Si Europa quiere, puede


Parece que la UE ha despertado de su actitud de esquizofrenia frente a Rusia. Lo deseable habría sido despertar de otra forma y no hacerlo comprobando que la política de competencia defendida por la Comisión colisiona con la dependencia del gas ruso y deja al desnudo las garantías de suministro; lo anterior se comprueba con el casino gasista que ya vivíamos y se ha agudizado como consecuencia de la invasión de Ucrania.

Esto ocurre en un momento en el que la inflación es elevada, y la subida de los precios afecta a suministros como la luz. Llegados a este punto, una se pregunta si la ciudadanía europea puede seguir asumiendo los 545 euros Mw/h del pasado 8 de marzo. Recordemos que sólo una pequeña parte de la electricidad se produce con gas. Mientras tanto, la nuclear, la hidroeléctrica y las renovables a mercado ven multiplicar sus beneficios de forma exponencial porque sus costes no han crecido.

Ha llegado el momento de que el funcionariado de la Comisión Europea piense en el interés general y no en el interés de determinados países y empresas energéticas. El impacto del actual sistema de precios sobre los consumidores europeos puede contribuir a seguir agrandando y agravando las desigualdades sociales y las heridas socioeconómicas profundizadas con la crisis sanitaria.

En tiempos pasados, algunos países de Europa del Este (Bulgaria, Polonia, Hungría y Eslovaquia) apoyaron de forma decidida la política de diversificación en el origen de las importaciones para aliviar su situación de dependencia respecto de Rusia, mientras que los países grandes de Europa occidental (Alemania, Francia e Italia) fueron partidarios de reforzar sus relaciones energéticas bilaterales con Rusia (véanse los gasoductos Nord Stream 1 y 2, o en menor medida el Turk Stream que une Rusia con Turquía a través del mar Negro).

Pese a lo anterior, sabemos que los grandes corredores gasistas y eléctricos de la UE son viejos, están obsoletos y llevan tiempo en pleno proceso de renovación. Resultan insuficientes para dar cobertura a las necesidades de una demanda armonizada con los objetivos de neutralidad climática y descarbonización, y competir con los grandes corredores internacionales de energía y redes inteligentes. La transición energética es y era una necesidad, no sólo la respuesta del viejo continente a la situación de emergencia climática y crisis ecológica.
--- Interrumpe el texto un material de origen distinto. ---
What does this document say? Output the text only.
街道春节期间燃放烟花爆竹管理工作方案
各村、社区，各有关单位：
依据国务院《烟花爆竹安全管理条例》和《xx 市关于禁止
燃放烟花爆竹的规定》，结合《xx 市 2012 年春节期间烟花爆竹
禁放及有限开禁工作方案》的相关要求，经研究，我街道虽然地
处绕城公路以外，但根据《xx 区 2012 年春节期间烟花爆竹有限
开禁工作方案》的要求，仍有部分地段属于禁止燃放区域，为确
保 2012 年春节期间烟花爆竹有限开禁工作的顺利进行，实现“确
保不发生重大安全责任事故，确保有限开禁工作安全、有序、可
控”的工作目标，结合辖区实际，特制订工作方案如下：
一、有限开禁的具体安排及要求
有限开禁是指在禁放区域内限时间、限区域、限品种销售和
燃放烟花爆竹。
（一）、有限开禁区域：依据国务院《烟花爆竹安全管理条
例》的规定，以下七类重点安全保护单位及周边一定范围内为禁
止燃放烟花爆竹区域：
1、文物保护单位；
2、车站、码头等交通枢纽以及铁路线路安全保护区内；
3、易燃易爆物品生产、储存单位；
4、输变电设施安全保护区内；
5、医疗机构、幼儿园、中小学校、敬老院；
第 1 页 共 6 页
Durante 2021, la UE estableció la obligación legalmente vinculante de reducir en al menos un 55% sus emisiones de CO₂ para el final de la década respecto a los niveles de 1990. Esa sustitución de carbón por gas ya se venía produciendo, si bien, la reciente Comunicación de la Comisión titulada REPowerEU: Acción conjunta para una energía más asequible, segura y sostenible, aboga por la rápida transición hacia una energía limpia y la independencia energética europea fijando los objetivos para esta década. Abaratar nuestra factura energética, enfrentar la crisis climática y demostrar que la idea de Europa sigue mereciendo la pena como proyecto político, están entre las claves de su desarrollo.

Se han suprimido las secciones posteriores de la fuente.